General Felício

Marco Antônio Felício é General do Exército e PhD em ciência política e estratégia

Marco Antônio Felício

Escravos, curvem-se aos poderosos

Publicado em: Dom, 13/10/19 - 03h00

Até então, imaginava-se que o sanguinário ditador da Venezuela, Nicolás Maduro, cairia rapidamente apenas pelas ameaças e pressões diplomáticas e econômicas dos Estados Unidos, apoiados por um grupo de países latino-americanos, entre eles o fronteiriço Brasil.

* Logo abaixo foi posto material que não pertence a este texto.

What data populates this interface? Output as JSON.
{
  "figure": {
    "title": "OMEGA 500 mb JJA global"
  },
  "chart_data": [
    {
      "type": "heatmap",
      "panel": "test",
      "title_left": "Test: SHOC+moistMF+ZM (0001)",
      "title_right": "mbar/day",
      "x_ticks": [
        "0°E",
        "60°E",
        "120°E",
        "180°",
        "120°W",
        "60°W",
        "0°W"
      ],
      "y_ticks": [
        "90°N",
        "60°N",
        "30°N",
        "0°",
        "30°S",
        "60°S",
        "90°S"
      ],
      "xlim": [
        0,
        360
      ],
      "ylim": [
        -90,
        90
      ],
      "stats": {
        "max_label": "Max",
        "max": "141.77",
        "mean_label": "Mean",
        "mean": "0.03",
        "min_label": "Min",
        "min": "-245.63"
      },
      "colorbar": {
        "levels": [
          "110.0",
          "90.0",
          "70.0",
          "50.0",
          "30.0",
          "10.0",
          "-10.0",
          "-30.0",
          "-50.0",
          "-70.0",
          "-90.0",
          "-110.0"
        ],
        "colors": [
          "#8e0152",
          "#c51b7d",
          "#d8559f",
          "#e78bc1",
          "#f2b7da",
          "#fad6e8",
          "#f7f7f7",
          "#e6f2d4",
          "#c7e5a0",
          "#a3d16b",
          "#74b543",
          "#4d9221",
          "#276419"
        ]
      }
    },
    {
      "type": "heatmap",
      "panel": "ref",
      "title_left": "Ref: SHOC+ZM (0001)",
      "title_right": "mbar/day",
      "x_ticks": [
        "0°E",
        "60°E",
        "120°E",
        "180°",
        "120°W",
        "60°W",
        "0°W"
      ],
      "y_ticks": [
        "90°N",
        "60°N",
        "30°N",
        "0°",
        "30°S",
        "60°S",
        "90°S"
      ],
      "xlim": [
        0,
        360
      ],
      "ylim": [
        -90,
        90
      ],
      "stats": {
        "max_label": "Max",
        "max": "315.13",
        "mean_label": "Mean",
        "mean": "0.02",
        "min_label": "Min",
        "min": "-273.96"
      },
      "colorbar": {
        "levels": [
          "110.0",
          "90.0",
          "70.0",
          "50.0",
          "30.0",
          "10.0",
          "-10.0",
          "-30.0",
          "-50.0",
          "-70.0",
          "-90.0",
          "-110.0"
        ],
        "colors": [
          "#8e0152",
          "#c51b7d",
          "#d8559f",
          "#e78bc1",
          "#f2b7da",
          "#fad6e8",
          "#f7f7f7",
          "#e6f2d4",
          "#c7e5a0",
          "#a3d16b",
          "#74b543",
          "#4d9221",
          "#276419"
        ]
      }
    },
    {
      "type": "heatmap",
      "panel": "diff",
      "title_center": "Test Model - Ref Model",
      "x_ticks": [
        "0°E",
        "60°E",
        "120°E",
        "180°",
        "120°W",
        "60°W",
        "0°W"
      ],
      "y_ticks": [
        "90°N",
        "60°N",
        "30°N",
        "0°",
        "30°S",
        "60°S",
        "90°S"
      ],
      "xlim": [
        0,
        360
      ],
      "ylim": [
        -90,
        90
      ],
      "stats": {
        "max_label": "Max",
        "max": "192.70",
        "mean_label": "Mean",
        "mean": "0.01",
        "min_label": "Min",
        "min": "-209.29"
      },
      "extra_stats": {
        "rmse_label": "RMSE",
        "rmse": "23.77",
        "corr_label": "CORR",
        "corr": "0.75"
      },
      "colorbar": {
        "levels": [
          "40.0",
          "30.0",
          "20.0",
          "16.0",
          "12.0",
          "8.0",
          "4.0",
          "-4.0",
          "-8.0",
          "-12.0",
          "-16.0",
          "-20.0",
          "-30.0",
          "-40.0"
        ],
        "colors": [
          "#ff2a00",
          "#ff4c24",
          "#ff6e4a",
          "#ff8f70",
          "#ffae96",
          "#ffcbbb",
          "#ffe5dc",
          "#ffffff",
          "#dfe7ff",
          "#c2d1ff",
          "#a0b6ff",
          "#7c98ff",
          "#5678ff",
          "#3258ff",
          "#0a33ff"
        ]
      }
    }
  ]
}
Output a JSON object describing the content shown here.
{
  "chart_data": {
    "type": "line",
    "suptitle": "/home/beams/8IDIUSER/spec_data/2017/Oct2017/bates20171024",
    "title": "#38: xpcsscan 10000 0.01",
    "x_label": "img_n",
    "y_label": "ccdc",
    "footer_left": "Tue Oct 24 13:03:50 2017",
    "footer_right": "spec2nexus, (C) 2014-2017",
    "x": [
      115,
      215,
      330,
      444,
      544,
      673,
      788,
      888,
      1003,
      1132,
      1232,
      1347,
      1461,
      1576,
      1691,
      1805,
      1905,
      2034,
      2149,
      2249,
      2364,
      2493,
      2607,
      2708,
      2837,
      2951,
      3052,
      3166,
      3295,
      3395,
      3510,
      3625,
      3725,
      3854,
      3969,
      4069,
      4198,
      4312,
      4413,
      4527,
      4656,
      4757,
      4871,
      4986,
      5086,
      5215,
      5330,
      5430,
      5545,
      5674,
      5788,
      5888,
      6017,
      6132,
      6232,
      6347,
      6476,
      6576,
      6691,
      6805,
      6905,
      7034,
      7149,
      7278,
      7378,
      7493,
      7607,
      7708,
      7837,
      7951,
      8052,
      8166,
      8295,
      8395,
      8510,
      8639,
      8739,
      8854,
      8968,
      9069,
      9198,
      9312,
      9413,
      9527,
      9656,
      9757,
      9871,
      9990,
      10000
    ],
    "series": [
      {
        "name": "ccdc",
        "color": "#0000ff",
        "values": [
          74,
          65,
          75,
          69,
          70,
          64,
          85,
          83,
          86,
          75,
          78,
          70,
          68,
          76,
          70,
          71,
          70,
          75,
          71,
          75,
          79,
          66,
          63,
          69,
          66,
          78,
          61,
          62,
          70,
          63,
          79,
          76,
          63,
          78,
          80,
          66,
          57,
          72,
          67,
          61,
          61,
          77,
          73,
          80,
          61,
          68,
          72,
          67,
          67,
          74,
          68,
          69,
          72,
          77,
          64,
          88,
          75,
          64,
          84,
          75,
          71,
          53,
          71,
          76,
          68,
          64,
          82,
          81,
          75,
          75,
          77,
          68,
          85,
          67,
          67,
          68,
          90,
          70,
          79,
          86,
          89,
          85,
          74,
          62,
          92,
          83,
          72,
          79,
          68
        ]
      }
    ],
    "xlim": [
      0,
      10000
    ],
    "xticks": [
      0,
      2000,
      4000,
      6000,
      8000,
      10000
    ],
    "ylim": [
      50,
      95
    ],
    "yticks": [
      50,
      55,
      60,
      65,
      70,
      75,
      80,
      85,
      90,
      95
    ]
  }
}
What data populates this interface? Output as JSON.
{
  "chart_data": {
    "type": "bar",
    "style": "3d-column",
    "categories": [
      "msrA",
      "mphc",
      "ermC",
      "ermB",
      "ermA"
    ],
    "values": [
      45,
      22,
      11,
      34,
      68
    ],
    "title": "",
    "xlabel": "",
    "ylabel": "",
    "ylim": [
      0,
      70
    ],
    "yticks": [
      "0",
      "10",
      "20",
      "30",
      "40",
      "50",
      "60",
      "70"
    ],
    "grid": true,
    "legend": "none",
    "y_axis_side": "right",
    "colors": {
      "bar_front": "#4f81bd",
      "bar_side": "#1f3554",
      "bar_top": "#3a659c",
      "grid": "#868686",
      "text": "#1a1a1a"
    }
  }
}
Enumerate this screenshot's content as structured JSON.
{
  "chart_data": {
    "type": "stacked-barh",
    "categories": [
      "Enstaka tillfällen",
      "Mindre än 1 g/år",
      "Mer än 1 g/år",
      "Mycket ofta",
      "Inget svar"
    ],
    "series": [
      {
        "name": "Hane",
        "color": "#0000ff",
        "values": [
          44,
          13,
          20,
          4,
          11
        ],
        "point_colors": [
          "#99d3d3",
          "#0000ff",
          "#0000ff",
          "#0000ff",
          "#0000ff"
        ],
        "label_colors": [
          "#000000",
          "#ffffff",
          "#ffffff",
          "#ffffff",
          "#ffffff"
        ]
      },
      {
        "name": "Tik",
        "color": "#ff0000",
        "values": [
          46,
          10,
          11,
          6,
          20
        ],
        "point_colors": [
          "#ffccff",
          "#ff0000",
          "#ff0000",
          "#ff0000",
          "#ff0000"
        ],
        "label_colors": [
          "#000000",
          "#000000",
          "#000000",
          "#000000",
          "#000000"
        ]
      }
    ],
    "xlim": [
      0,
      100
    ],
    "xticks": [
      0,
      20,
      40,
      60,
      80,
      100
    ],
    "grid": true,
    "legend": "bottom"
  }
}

Entretanto, tais pressões e ameaças foram neutralizadas por Maduro, que, diante de uma crítica situação política, econômica, social e militar, mostrou-se bastante esperto aproveitando a falta de unidade de seus oponentes e o receio de uma conflagração armada de vulto incluindo forças nuclearizadas.

Sua ação diplomática conseguiu reunir o apoio de Rússia, China, Coreia do Norte e também de Cuba e Irã – todos antagônicos aos EUA e controlando com mão de ferro a situação interna.

Há que se ressaltar que, após a década de 80, as Forças Armadas norte-americanas – bem como outras tantas – elegeram em seus planejamentos estratégicos a “incerteza” como a pior das ameaças em face de um mundo cada vez mais violento e nuclearizado. Prepararam-se para tal ameaça. Aqui, passivamente, dormiu-se em berço esplêndido, embalado em um pacifismo inexistente e na ausência de inimigos em nossas fronteiras, como se não existisse um outro mundo muito maior e com conflitos diversos, pleno de incertezas.

Infelizmente, no caso venezuelano, a nação brasileira renunciou à sua pretensa liderança no continente sul-americano pela falta de visão geoestratégica e geopolítica de todos os presidentes da malsinada “Nova República”.

Há que se destacarem os criminosos governos Collor, Fernando Henrique Cardoso, Lula e Dilma, que fizeram questão de dizer que não tínhamos inimigos e, até mesmo, que não havia necessidade de Forças Armadas. Collor paralisou o programa nuclear; FHC colocou “a pão e água” Exército, Marinha e Aeronáutica e assinou tratados que limitaram – e ainda limitam – o desenvolvimento de sistemas de armas de alta tecnologia para a defesa do país. Ele deixou o Brasil sem qualquer possibilidade estratégica de dissuasão frente às grandes potências predadoras, como ocorre no momento.

A gravidade do conflito é grande, o que fez o almirante norte-americano Craig Faller, comandante do US Southern Command (responsável pelo sul da América Latina), mostrar-se preocupado com a visita de Maduro a Kim Jong-un logo após uma viagem de delegação venezuelana para negociações. Maduro informou que, em breve, estará selada cooperação militar e econômica entre os países.

Afirmou o almirante Craig que existem na Venezuela centenas de mercenários russos, devidamente equipados e prontos para a luta armada em apoio a Maduro. Estão também em solo venezuelano aviões bombardeiros com capacidade nuclear e fragatas armadas com mísseis de cruzeiro – também nucleares. Confirmou que a guarda presidencial é cubana e que há milhares de cubanos em postos-chave por toda a Venezuela. Disse que, apesar de o presidente Donald Trump ter reconhecido Juan Guaidó como o legítimo mandatário, Maduro continua em seu posto apoiado por Rússia, Cuba, China, Irã e, agora, “parece” que pela Coreia do Norte.

Surpreendentemente – mostrando-se incoerente e diplomaticamente tentando diminuir a gravidade do conflito –, declarou que “Rússia, China e Irã estão presentes na Venezuela, trabalhando em defesa de seus interesses de maneira que, em longo prazo, colaborem para a estabilidade da região.” E prosseguiu: “A China tem o objetivo de espalhar sua influência econômica na America Latina e no mundo”.

Incoerente, porque os países citados e presentes nesse conflito vivem em contínuo antagonismo com os EUA, desenvolvendo forte poderio militar – inclusive o nuclear – e preparados para qualquer incerteza plena de violência. Respaldam suas respectivas diplomacias no poderio citado, como agora o fazem nas fronteiras do Brasil diante da ineficaz e degradante política nacional de soft power.

O almirante, ciente do intocável e enorme poder militar de seu país, arrematou que o futuro do globo depende da maneira como os países de grande poder, como os presentes nesse conflito, poderão viver competitivamente, respeitando a paz! Sem dúvida, fala o almirante em nome dos donos do mundo.

Que se curvem os escravos que, irresponsáveis com suas respectivas nações, não se preparam para um mundo violento e pleno de incertezas.